Вера приблизилась к Рогожкину на расстояние метра. Кровь закипала в ее жилах. Какую же надо иметь наглость, чтобы припереться в дом, где ты нагадил нынче ночью. Поимел хозяйку, как паршивую овцу. Даже «спасибо» не сказал. И еще пластинки грохнул. Водички ему. Швабра до боли в суставах сжала рукоятку ножа.
– На фиг патефон, – сказал Рогожкин.
Сказал и едва успел увернуться от ножа, дернулся к двери. Вера взмахнула рукой. Лезвие пропело возле самого горла Рогожкина. Швабра отвела руку для нового, прицельного удара.
– Ты чего? – выпучил глаза Рогожкин.
Отвечать на вопрос Швабра не собиралась.
За секунду Рогожкин сумел оценить ситуацию. Резко выставил вперед левое предплечье, правой открытой ладонью ударил хозяйку по носу.

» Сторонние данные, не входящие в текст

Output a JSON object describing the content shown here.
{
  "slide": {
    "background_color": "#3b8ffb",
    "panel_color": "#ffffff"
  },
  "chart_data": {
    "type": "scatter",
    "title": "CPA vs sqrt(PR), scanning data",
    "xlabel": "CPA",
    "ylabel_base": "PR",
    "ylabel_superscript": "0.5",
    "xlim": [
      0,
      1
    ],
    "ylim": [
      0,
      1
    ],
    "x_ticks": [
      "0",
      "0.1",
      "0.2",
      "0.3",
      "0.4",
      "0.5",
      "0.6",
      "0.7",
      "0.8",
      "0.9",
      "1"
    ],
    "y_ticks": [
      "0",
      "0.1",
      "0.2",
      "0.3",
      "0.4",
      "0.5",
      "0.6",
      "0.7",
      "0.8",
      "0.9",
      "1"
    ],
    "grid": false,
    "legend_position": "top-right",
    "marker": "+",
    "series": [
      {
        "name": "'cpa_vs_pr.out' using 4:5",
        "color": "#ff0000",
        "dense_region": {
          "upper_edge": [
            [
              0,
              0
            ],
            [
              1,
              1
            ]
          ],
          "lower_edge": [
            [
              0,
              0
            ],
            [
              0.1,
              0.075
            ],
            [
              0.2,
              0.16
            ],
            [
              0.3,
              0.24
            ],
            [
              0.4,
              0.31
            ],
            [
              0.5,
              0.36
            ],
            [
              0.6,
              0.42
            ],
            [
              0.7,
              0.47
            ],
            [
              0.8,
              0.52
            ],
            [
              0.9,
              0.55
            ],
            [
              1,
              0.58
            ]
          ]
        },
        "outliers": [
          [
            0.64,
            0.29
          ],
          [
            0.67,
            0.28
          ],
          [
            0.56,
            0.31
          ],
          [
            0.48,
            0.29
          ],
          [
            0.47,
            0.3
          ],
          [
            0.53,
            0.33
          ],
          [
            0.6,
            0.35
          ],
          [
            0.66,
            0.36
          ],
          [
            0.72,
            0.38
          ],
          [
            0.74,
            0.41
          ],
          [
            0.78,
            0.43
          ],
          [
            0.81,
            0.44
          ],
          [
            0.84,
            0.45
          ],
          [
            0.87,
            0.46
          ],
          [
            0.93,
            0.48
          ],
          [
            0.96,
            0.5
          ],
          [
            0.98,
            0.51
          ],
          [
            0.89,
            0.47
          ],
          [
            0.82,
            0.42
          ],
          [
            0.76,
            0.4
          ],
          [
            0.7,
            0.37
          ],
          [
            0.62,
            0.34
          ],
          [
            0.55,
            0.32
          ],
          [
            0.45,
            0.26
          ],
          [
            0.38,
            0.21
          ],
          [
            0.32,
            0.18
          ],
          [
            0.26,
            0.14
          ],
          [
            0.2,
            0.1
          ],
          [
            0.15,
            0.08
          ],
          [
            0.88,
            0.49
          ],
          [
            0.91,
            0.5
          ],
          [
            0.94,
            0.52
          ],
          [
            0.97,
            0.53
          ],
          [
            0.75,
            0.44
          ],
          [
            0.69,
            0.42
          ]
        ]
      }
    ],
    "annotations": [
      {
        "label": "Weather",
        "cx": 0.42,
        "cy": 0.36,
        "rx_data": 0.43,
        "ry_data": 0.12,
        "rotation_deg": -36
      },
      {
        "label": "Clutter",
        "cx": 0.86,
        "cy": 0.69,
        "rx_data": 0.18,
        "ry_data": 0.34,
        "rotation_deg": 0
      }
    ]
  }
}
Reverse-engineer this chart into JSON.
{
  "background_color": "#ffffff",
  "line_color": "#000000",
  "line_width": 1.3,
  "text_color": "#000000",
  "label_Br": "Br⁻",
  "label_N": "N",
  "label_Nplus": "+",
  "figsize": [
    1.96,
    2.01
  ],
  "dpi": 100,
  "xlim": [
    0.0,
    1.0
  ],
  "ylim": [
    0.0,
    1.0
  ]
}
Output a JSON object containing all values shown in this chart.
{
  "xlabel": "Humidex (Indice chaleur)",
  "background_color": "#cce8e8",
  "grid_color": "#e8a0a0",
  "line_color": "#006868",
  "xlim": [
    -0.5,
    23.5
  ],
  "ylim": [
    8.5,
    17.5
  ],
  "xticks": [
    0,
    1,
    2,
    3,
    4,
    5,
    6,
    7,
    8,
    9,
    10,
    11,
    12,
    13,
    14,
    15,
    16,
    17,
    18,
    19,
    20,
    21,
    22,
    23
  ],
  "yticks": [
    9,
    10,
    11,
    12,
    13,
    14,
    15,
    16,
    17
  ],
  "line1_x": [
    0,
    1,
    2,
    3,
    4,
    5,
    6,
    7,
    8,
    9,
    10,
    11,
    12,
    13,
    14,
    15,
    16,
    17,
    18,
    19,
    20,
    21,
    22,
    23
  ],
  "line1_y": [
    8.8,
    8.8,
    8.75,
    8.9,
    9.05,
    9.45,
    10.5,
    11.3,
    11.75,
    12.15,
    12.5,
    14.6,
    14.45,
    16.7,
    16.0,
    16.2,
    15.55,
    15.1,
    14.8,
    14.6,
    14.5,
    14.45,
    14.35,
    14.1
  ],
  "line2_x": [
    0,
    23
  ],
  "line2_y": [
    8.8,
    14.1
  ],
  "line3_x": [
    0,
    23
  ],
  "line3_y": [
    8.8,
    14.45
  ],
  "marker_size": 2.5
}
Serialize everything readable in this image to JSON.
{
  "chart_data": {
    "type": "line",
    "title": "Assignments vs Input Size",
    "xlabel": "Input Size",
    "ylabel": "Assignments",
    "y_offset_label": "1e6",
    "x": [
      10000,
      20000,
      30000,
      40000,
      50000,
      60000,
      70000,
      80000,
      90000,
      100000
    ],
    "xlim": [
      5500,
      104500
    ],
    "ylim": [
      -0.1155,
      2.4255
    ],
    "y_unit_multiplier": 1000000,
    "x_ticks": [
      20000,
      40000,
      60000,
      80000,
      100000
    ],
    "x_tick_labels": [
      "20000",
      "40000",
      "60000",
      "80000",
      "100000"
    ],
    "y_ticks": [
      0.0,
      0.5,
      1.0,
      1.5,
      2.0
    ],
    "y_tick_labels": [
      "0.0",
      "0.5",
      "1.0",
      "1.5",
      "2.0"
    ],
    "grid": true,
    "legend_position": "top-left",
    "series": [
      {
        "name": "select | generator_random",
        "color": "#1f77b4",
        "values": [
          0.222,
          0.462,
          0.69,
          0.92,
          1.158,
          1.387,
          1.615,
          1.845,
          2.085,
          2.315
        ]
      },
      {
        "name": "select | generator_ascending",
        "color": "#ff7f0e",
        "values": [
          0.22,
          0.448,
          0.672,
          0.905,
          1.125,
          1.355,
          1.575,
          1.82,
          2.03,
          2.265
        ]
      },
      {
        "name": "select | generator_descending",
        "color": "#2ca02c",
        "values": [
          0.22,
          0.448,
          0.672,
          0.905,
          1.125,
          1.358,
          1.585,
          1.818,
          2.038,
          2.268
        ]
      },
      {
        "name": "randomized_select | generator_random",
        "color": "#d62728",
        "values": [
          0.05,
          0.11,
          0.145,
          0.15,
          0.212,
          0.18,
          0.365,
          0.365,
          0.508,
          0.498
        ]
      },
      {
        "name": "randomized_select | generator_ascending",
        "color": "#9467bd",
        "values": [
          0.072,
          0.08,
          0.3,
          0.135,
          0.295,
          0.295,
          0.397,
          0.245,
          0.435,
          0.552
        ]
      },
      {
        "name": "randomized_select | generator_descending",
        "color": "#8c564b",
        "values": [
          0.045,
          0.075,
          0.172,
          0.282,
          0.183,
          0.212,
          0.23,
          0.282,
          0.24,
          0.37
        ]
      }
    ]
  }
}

От неожиданной боли, Швабра вскрикнула, выронила нож.
– Убивают, люди, убивают, – заорала Швабра так громко, что у Рогожкина заложило уши. – Помогите, убивают. У-би-ва-ют.
– Сука, заткнись, – прошипел Рогожкин.
– Убивают, люди, – прокричала Швабра поставленным еще в самодеятельности голосом. – Режут. Убивают.
– Кого же тут убивают, тварь? – Рогожкина трясло от злости. – Тут же меня убивают. Не тебя.
Швабра провела передислокацию. Отступила задом в противоположный от рукомойника угол, к газовой плите, схватила чугунную сковородку. И снова остервенело бросилась в атаку. Взмахнув своим орудием над головой, она уже была готова обрушить удар на непокрытую голову Рогожкина, но тот наклонился, нырнул ей под руку. Оказавшись сзади хозяйки, кинулся ей на спину, сделал удушающий захват.